The most familiar example is Thanksgiving dinner to go, where the establishment does everything but plate the food. It cooks the turkey and possibly the sides, which the customer picks up and serves at home. Popeyes’ Cajun turkeys have been a boon for the chain for sometime, and countless gourmet shops in the New York area have been sparing Mom or Dad that wear and tear almost since the days of the Pilgrims.
Now restaurants are pushing harder for that big-meal bonanza. Part of the effort is varying what’s offered. Boston Market said it saw a 10% increase this Thanksgiving in the sale of what it calls Heat & Serve, or meals that are sold chilled rather than hot and ready to eat.
At the same time, places are chasing other pack-and-go occasions. Mimi’s, for instance, just added a new option called Brunch Feast To Go, a $39.99 meal that serves at least six people. The components include six muffins and six quiches.
Special-occasion or holiday meals for up to 100 people can be ordered from the casual chain via a special website.
 Bad Wolf Bar B Q in Roanoke, Va., is one of the many restaurants, and barbecue places in particular, that offers tailgate party packs (for four, eight or 24 people).
Rancho A Go Go Barbecue in Orange, Calif., will slow-roast a turkey or prime rib for your Christmas meal. You can also buy one of its party packs for a bachelorette party (no extra-sauce jokes, please)  or wedding rehearsal dinner.
And need we mention Super Bowl pack-and-go’s?

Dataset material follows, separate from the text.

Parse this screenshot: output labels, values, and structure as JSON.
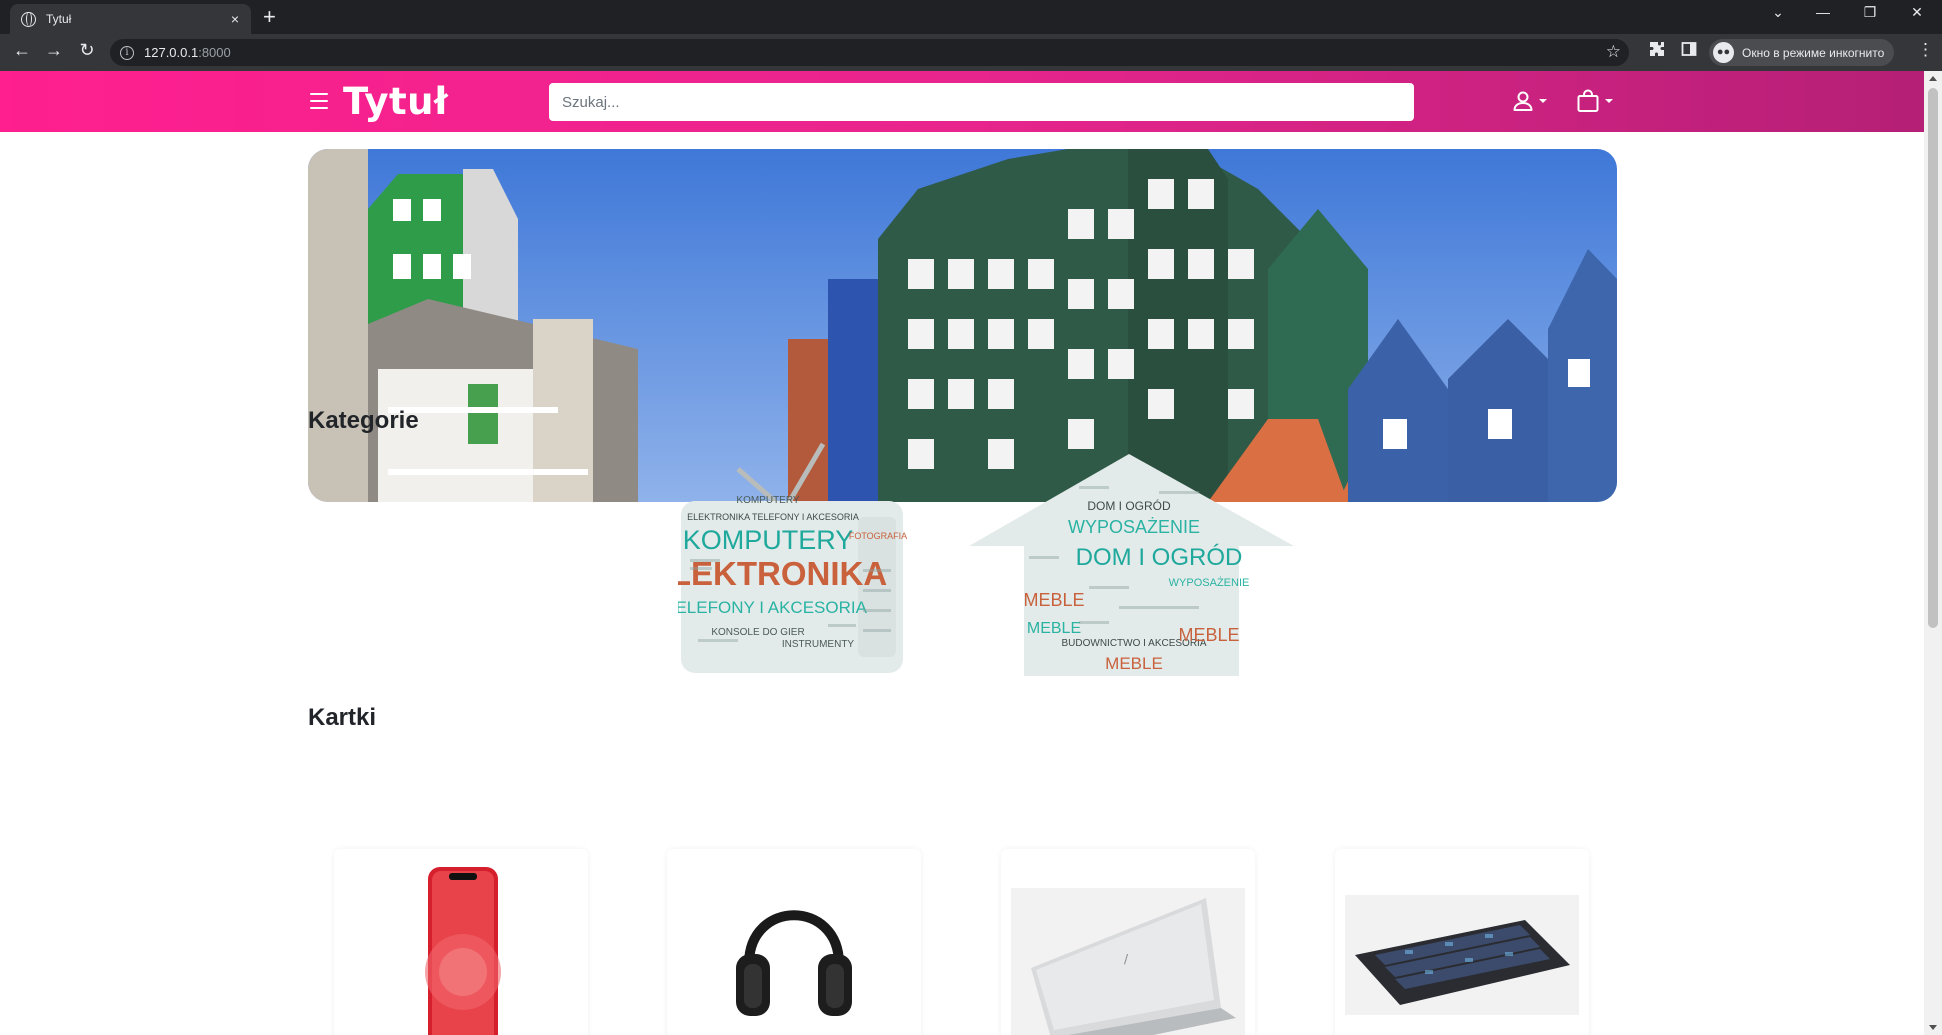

You can argue that this is just catering in a different form. But it’s different in that the food is more ambitious—a slow-roasted turkey, not an eight-foot-long hero—and serves a different need. This is a matter of replacing the holiday meal, or a version of the family dinner that seemed safe from restaurant rivalry.
No matter how you categorize it, pack-and-go has the feel of a major new revenue stream for restaurants. It’s furthering their evolution from a getaway to a replacement kitchen. And that’s a very good thing for the business.